Утомленный этой длинной речью и желая удержаться от пренебрежительного жеста, я улегся на траву и стал играть с козленком. Меркансон устремил на меня свой безжизненный, тусклый взгляд.
— У прославленного Верньо, — сказал он, — тоже была эта странная привычка — садиться на землю и играть с животными.
— Это весьма невинная странность, господин аббат, — возразил я. — Если бы все наши странности были столь же невинны, мир мог бы существовать сам по себе, без всякого участия такого множества людей, которым не терпится вмешаться в его дела.
Мой ответ не понравился Меркансону. Он нахмурился и заговорил о другом. Он явился сюда с поручением: его родственник, местный кюре, рассказал ему об одном бедняке, который не мог заработать себе на хлеб; живет он там-то и там-то. Он сам, Меркансон, уже был у него и принял в нем участие. Он надеется, что г-жа Пирсон…

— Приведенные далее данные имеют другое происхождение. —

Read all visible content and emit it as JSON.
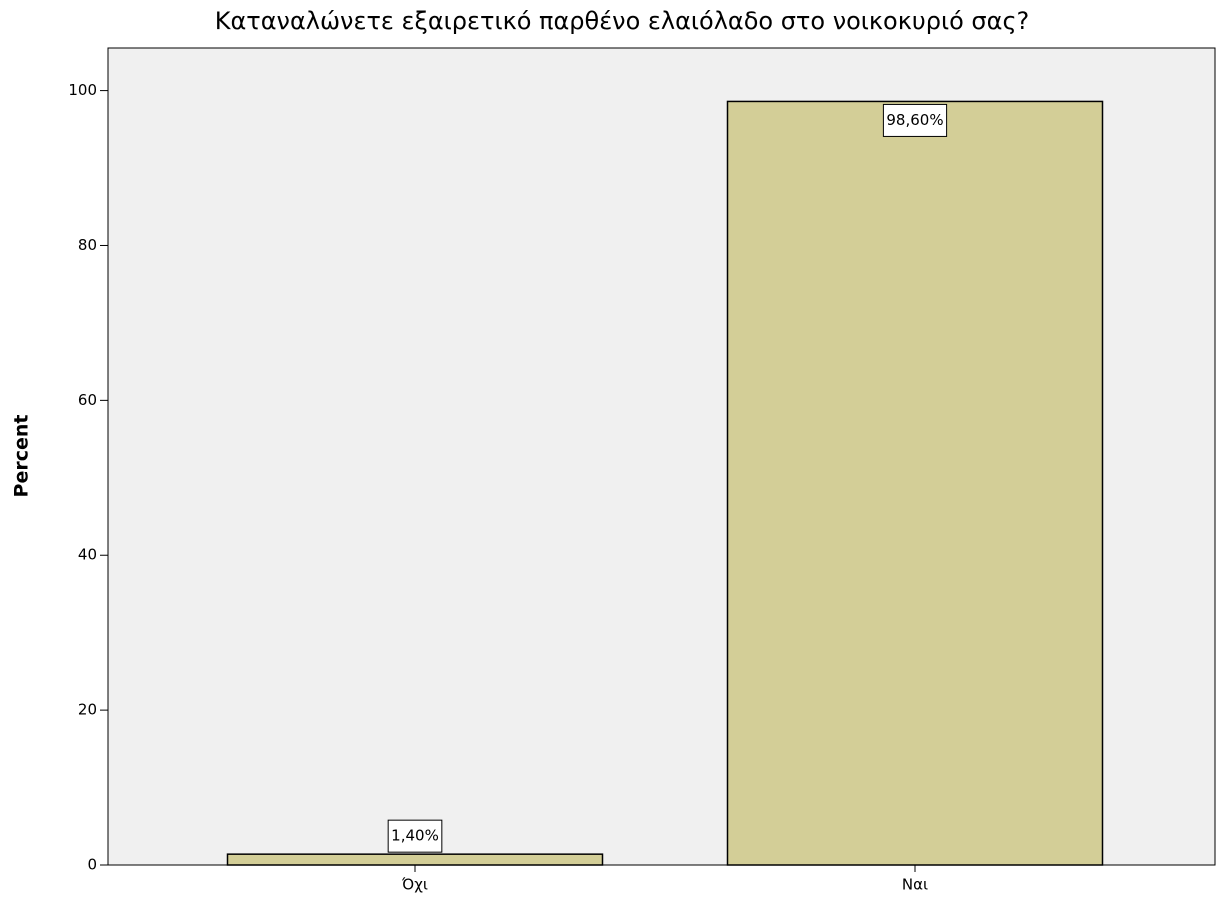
{
  "chart_data": {
    "type": "bar",
    "title": "Καταναλώνετε εξαιρετικό παρθένο ελαιόλαδο στο νοικοκυριό σας?",
    "y_label": "Percent",
    "categories": [
      "Όχι",
      "Ναι"
    ],
    "values": [
      1.4,
      98.6
    ],
    "value_labels": [
      "1,40%",
      "98,60%"
    ],
    "color": "#d3ce97",
    "ylim": [
      0,
      105.5
    ],
    "yticks": [
      0,
      20,
      40,
      60,
      80,
      100
    ],
    "grid": false
  }
}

Пока он говорил, я все время смотрел на г-жу Пирсон и с нетерпением ждал, что она что-нибудь скажет, как будто звук ее голоса должен был утолить боль, которую мне причинял голос священника, но она только низко поклонилась ему, и он удалился.
После его ухода веселость снова вернулась к нам, и мы решили пойти в оранжерею, находившуюся в глубине сада.
Госпожа Пирсон обращалась со своими цветами точно так же, как со своими птицами и со своими соседями-фермерами. Для того чтобы она, этот добрый ангел, могла быть веселой и счастливой, все окружавшее ее должно было наслаждаться жизнью, должно было получать свою каплю воды и свой луч солнца. Поэтому ее оранжерея содержалась в образцовом порядке и была прелестна.
— Господин де Т., - сказала мне г-жа Пирсон, когда мы осмотрели оранжерею, — вот и весь мой маленький мирок. Теперь вы видели все, что у меня есть, и на этом кончаются мои владения.
— Сударыня, — ответил я, — если имя моего отца, благодаря которому я имел честь войти в ваш дом, позволит мне снова прийти сюда, я поверю, что счастье еще не совсем забыло меня.
Она протянула мне руку, и я почтительно пожал ее, не осмелившись поднести к губам.
Вечером, придя домой, я запер дверь и лег в постель. Перед моими глазами стоял маленький белый домик. Я представлял себе, как завтра вечером я выйду из дому, миную деревню, липовую аллею и постучусь у ее калитки.
— О мое бедное сердце! — воскликнул я. — Хвала небу! Ты еще молодо, ты можешь жить, ты можешь любить!